Герцог остановился, подыскивая, по возможности, более мягкое выражение. Но художник подскочил к нему и, потирая с довольным видом руки и наступая на него, приставал:
-- Ну! Ну как, именно.
-- Безвкусным! -- произнес герцог.
-- Браво! -- осклабился старик. -- Браво! Прекрасно! Я и сам того же мнения. Но ваш упрек не задевает меня. Ничем и ничуть не задевает. Он задевает опять-таки Королевский Дом. Обратите внимание: все глупое и нелепое исходит из вашего дома. Слышите, милостивый государь: эта идея принадлежит вовсе не мне, а вашему деду.
-- Кому?
-- Отцу вашего отца, который ныне король Франции, моему доброму другу Филиппу Эгалите. Когда мы с ним возвращались с казни вашего дяди, Людовика Шестнадцатого, он внушил мне эту мысль. Вообще, идея эта в художественном отношении плоха. Она слишком откровенна, слишком грубо трактована и неуклюжа. И я нисколько не удивляюсь, что вы заметили это. Корова и та догадается, что перед нею отвратительное сердце Людовика XI. Оно было самое большое из всех и при этом имело ужасный запах. У меня всегда болела голова, когда я употреблял его для нюханья. Кстати, не хотите ли понюхать табачку?
Он вытащил широкую золотую табакерку и предложил гостю. Герцог, который в самом деле очень любил нюхать табак, взял немного и запихнул в нос.
-- Недурная смесь, -- сказал старик, -- принц Гастон Орлеанский, Анна Австрийская и Карл V. Ну-с, как вам нравится? А ведь это превесело забивать себе в нос лучшие останки ваших высокопоставленных предков!
-- Господин Дролинг, -- промолвил герцог, -- ваш нюхательный табак я должен похвалить так же, как и ваше вино. Но, простите меня, ваших слов я совершенно не понимаю.
-- Чего вы не понимаете?
-- Что вы мне тут рассказываете о моих предшественниках, которые сидят в ваших картинах и в вашей табакерке?
-- Глуп, как представитель Орлеанского дома! -- прокаркал старик. Поистине, вы еще глупее, чем ваш дядя, хотя и тот был в достаточной мере осел, что он и засвидетельствовал, перейдя к жирондистам. Впрочем, он покаялся потом под ножом гильотины в этой измене. Вы все-таки не понимаете, господин Орлеанский? Так слушайте же, что я скажу: мои картины написаны сердцами королей. Поняли вы это?

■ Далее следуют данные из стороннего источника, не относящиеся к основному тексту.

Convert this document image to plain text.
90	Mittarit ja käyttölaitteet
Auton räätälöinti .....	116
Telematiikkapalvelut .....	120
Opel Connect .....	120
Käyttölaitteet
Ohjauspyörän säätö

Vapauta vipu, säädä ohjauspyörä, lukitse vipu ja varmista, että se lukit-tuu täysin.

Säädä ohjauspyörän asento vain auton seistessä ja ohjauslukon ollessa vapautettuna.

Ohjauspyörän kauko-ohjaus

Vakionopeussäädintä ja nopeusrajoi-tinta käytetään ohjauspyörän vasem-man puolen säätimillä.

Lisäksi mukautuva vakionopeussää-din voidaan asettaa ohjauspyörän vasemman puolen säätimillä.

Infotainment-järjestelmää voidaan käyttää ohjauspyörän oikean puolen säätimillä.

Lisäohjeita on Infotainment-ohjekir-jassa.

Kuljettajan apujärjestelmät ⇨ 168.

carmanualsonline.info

-- Да, господин Дролинг, но...
-- А из этой табакерки и из других табакерок я нюхаю с табаком то, что осталось от королевских сердец после моих работ. Поняли?
-- Я прекрасно слышу то, что вы говорите, господин Дролинг. Вам нет необходимости так кричать. Я только не совсем уясняю себе взаимную связь.
Художник вздохнул, но ничего не ответил. Молча подошел он к шкапу, достал оттуда пару маленьких медных пластинок и протянул герцогу:
-- Вот! Там на полке лежит еще тридцать одна. Я дарю их вам все. Вы получите их как приложение к картинам.
Герцог внимательно прочитал надписи на обеих пластинках, а потом подошел сам к шкапу и стал рассматривать остальные. Надписи свидетельствовали, что это были памятные дощечки от урн, в которых хранились сердца королей, принцев и принцесс Королевского Дома. Герцог понемногу стал понимать.
-- Откуда вы их достали? -- спросил он. Помимо его воли в тоне его звучало нечто надменное.
-- Я купил их, -- ответил старик тем же тоном. -- Вы знаете, художники часто интересуются разной ветошью и старым хламом.
-- В таком случае продайте мне пластинки обратно!
-- Ведь я же подарил вам их. Вы можете повесить их под моими картинами. Я скажу вам, какая куда относится. Вот эта, -- он взял у герцога из рук одну пластинку, -- принадлежит одной из самый забавных моих картин. Вы сейчас увидите ее.
Он повесил пластинку на гвоздь внизу мольберта, снял с мольберта картину и прислонил ее к своему стулу. Затем пошел своей припрыгивающей походкой снова за ширмы и в следующее мгновение потащил за собою очень большую новую картину.
-- Помогите мне, пожалуйста, господин Орлеанский. Она довольно тяжела!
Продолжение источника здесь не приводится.